Com o seu universo do filme sendo construído meticulosamente, a gravidez da Mãe (Emily Blunt, de A Garota no Trem e Sicario: Terra de Ninguém) nos dá um grave problema de antemão. Com o perigo constante em que eles vivem, como será possível realizar um parto todo em silêncio naquele ambiente? Algo totalmente difícil de se planejar com antecedência e ainda mais complicado de se realizar quando ele pretende ocorrer antes da hora e justamente quando ela está sozinha em casa. O Pai saiu para ensinar as habilidades práticas de sobrevivência com o Filho receoso num rio próximo na região, enquanto a Filha (Millicent Simmonds, de Sem Fôlego) deixa a casa sofrendo o que ela acha ser uma rejeição por parte do pai. Reflexo da culpa que ela acredita ter na ocasião da morte do caçula.

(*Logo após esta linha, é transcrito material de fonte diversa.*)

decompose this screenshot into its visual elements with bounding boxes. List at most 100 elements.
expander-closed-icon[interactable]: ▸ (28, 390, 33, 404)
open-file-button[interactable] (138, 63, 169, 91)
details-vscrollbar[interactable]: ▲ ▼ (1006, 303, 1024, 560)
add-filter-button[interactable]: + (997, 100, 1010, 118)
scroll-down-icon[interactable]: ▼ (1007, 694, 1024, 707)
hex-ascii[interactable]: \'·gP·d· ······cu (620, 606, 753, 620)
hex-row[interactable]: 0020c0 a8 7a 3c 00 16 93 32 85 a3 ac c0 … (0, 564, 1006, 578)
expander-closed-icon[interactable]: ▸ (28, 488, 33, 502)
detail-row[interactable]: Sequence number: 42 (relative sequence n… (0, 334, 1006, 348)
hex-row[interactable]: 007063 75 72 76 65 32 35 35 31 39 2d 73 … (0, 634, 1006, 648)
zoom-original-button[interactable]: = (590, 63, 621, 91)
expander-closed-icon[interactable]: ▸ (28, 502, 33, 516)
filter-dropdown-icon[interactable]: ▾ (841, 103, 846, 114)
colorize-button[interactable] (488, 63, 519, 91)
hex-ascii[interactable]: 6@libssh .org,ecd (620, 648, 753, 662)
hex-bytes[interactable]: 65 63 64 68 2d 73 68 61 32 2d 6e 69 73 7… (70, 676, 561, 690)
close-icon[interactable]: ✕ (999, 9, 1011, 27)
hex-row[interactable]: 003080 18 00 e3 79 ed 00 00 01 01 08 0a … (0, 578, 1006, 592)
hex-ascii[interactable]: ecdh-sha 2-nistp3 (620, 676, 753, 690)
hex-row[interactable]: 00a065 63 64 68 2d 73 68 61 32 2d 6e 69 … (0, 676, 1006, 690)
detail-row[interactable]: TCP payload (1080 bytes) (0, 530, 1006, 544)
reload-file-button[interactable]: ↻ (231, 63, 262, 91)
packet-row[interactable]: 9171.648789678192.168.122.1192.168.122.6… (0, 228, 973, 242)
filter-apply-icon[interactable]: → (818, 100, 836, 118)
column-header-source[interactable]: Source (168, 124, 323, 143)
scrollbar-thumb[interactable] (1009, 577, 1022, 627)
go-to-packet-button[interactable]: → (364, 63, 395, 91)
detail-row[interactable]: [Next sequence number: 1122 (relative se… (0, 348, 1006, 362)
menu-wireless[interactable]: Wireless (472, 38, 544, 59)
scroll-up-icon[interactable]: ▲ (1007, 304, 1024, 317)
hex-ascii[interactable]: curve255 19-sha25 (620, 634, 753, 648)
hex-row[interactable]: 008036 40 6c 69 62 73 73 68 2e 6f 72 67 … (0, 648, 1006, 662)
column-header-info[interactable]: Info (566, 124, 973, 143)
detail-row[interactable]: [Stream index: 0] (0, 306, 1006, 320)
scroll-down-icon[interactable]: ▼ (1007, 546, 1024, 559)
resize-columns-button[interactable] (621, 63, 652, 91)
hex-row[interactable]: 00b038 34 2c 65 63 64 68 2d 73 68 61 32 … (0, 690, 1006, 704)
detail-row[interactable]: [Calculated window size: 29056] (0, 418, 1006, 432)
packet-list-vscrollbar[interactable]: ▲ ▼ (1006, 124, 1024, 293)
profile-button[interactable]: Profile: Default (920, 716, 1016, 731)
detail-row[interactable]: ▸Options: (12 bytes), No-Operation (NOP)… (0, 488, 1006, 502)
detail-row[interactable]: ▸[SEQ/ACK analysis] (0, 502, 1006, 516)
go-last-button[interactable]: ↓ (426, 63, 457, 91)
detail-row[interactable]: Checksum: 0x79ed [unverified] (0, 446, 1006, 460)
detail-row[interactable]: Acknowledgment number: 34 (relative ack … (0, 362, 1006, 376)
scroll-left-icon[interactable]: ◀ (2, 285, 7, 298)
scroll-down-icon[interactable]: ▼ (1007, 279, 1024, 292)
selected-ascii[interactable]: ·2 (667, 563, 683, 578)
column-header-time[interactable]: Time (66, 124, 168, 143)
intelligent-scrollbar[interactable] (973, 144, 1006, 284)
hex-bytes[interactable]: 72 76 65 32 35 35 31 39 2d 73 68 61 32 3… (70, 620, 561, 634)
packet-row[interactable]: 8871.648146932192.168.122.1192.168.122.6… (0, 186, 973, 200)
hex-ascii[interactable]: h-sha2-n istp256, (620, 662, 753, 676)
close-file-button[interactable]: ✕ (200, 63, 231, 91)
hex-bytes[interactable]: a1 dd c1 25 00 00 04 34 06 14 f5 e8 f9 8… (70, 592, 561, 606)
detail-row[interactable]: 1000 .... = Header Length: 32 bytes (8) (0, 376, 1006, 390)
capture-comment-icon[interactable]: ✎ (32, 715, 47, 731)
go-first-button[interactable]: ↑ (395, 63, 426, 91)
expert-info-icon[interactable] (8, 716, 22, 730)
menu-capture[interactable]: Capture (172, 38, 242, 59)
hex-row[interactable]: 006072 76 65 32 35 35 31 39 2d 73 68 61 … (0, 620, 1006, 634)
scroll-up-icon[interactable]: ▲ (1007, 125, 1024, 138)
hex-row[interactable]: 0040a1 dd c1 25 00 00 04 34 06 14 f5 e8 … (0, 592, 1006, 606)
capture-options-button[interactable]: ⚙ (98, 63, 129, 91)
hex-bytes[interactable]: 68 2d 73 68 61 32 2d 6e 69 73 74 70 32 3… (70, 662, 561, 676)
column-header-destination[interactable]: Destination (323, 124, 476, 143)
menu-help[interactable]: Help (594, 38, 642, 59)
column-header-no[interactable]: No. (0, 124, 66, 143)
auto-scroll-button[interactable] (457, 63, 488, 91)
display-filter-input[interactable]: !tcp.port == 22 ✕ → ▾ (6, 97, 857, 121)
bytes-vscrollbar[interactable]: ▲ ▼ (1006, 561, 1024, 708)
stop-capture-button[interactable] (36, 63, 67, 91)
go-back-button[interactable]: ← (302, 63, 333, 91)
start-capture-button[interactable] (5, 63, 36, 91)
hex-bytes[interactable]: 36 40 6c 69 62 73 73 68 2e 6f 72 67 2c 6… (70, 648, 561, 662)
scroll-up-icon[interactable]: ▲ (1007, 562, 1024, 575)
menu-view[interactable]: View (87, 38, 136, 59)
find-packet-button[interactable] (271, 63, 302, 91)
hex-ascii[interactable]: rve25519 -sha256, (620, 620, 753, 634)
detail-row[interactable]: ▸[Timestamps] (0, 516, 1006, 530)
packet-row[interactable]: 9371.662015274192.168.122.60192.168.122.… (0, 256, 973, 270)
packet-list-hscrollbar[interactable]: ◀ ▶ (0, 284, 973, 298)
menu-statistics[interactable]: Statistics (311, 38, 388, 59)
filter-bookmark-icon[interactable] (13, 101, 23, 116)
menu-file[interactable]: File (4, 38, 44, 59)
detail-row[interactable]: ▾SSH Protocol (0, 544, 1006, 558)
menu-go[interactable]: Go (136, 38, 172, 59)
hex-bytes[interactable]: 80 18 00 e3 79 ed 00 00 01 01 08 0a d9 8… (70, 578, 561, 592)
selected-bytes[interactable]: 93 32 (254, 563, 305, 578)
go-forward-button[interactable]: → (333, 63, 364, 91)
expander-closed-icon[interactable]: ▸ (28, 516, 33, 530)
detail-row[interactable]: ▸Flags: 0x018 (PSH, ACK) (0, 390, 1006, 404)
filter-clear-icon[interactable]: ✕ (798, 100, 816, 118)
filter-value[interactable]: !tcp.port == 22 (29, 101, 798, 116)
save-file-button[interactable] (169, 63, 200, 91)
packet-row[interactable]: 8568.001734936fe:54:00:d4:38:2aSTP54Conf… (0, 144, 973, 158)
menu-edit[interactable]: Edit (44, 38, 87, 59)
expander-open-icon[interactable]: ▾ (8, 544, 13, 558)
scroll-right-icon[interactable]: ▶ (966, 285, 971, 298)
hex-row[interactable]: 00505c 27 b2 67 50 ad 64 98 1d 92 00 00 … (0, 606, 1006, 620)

A comunhão de pai e Filho (Noah Jipe, de Extraordinário e Suburbicon: Bem-vindo ao Paraíso) junto a natureza é um dos raros momentos de libertação e tranquilidade que Um Lugar Silencioso reserva aos seus personagens. O local da cachoeira, barulhento pela queda d’água, permite o reencontro dos personagens com sua própria humanidade. Ali, eles podem conversar, gritar, extravasar sem maiores preocupações, pois suas vozes não se sobressaem ao som da cascata. E é justamente esse momento de paz e tranquilidade que precede o inferno pelo qual a família enfrentará ao ter sua casa invadida pela criatura.
Atraída pelos gemidos da Mãe (que além de ter a placenta estourada, ela ainda teve a infelicidade de ferir o pé em um prego), a criatura fica muito próxima de matá-la. São angustiantes os momentos que separam a ameaça que Mãe sofre do animal e a solução encontrada pelo trabalho conjunto de Pai e Filho quando percebem o perigo ao retornarem para casa. Com o terreno de seu cenário totalmente explorado e o espectador muito bem familiarizado com aquela localidade, o roteiro escrito por John Krasinski, Bryan Woods e Scott Beck não poupa esforços ao concentrar uma incrível sucessão de momentos de tensão, expondo seus personagens aos mais variados conflitos, assim como não teme em sacrificar quem for preciso para validar ainda mais a fúria do animal e aflorar os nervos de um espectador já demasiadamente aflito.
Um ótimo exemplar de filme em seu gênero, Um Lugar Silencioso galga posições importantes em uma outra área que não está diretamente ligada a sua realização. Não necessitando dessa abordagem para funcionar, mas a obra de John Krasinski abre espaço para suas duas personagens femininas assumirem um bem-vindo protagonismo no momento derradeiro da trama. Uma decisão que engrandece o projeto, adicionando mais um aspecto entre tantos outros méritos que ele já havia conquistado até então.